Feds have already started reducing its balance sheet, which has some worried.  The current levels of investment are unsustainable since the money supply is no longer increasing, so there will be a slowdown in VC deals. However, the total amount of money already committed and available is still high. The future will likely show a flattening of valuations growth at earlier stages. In later-stage startups, valuation will fluctuate in sync with stock market changes. Good startups will continue to be in high demand and enjoy higher valuations, while less successful ones may have a hard time raising the next investment, which may lead to flat or down rounds. The Good startups are ones that can sell and be sustainable. A few valuations might dip, but now the money is allocated which means there's no sudden crash to worry about.  

Markets these days are interlinked.
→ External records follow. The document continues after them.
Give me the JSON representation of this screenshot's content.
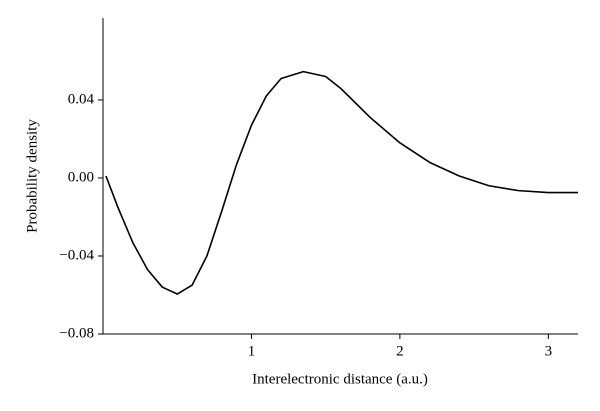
{
  "chart_data": {
    "type": "line",
    "x_label": "Interelectronic distance (a.u.)",
    "y_label": "Probability density",
    "x": [
      0.02,
      0.1,
      0.2,
      0.3,
      0.4,
      0.5,
      0.6,
      0.7,
      0.8,
      0.9,
      1.0,
      1.1,
      1.2,
      1.35,
      1.5,
      1.6,
      1.8,
      2.0,
      2.2,
      2.4,
      2.6,
      2.8,
      3.0,
      3.2
    ],
    "series": [
      {
        "name": "Probability density",
        "color": "#000000",
        "values": [
          0.001,
          -0.015,
          -0.033,
          -0.047,
          -0.056,
          -0.0595,
          -0.055,
          -0.04,
          -0.017,
          0.007,
          0.027,
          0.042,
          0.051,
          0.0545,
          0.052,
          0.046,
          0.031,
          0.018,
          0.008,
          0.001,
          -0.004,
          -0.0065,
          -0.0075,
          -0.0075
        ]
      }
    ],
    "xlim": [
      0,
      3.2
    ],
    "xticks": [
      1,
      2,
      3
    ],
    "ylim": [
      -0.08,
      0.082
    ],
    "yticks": [
      {
        "value": -0.08,
        "label": "−0.08"
      },
      {
        "value": -0.04,
        "label": "−0.04"
      },
      {
        "value": 0,
        "label": "0.00"
      },
      0.04
    ],
    "grid": false
  }
}
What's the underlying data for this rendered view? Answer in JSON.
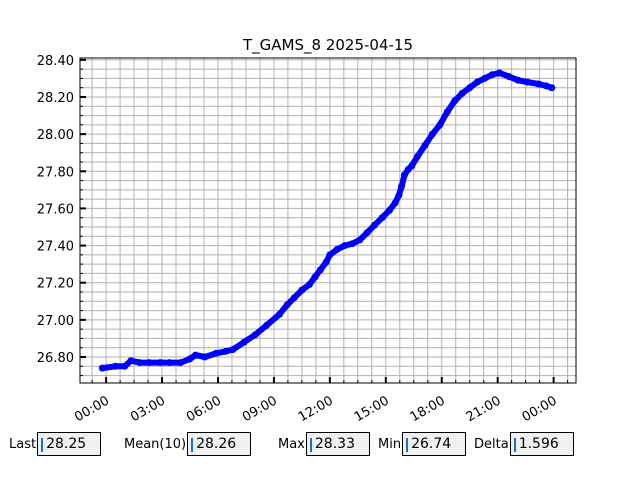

There will be a similar trend in India as in the US. A combination of macroeconomic factors, including falling tech valuations, tech crackdown in China, the Russia-Ukraine war, supply-chain issues, etc., have reduced capital flow globally, bringing a sense of rationality to valuations. Now, the focus has shifted back to the fundamentals of the business, where metrics such as unit economics and profitability are back in vogue. It is not that these were not there in the past, but given the latitude of capital, these were pushed to the background. So as an entrepreneur you need to be in the business of doing the business and not just aim to be a Unicorn based on absurd evaluations the market had promised.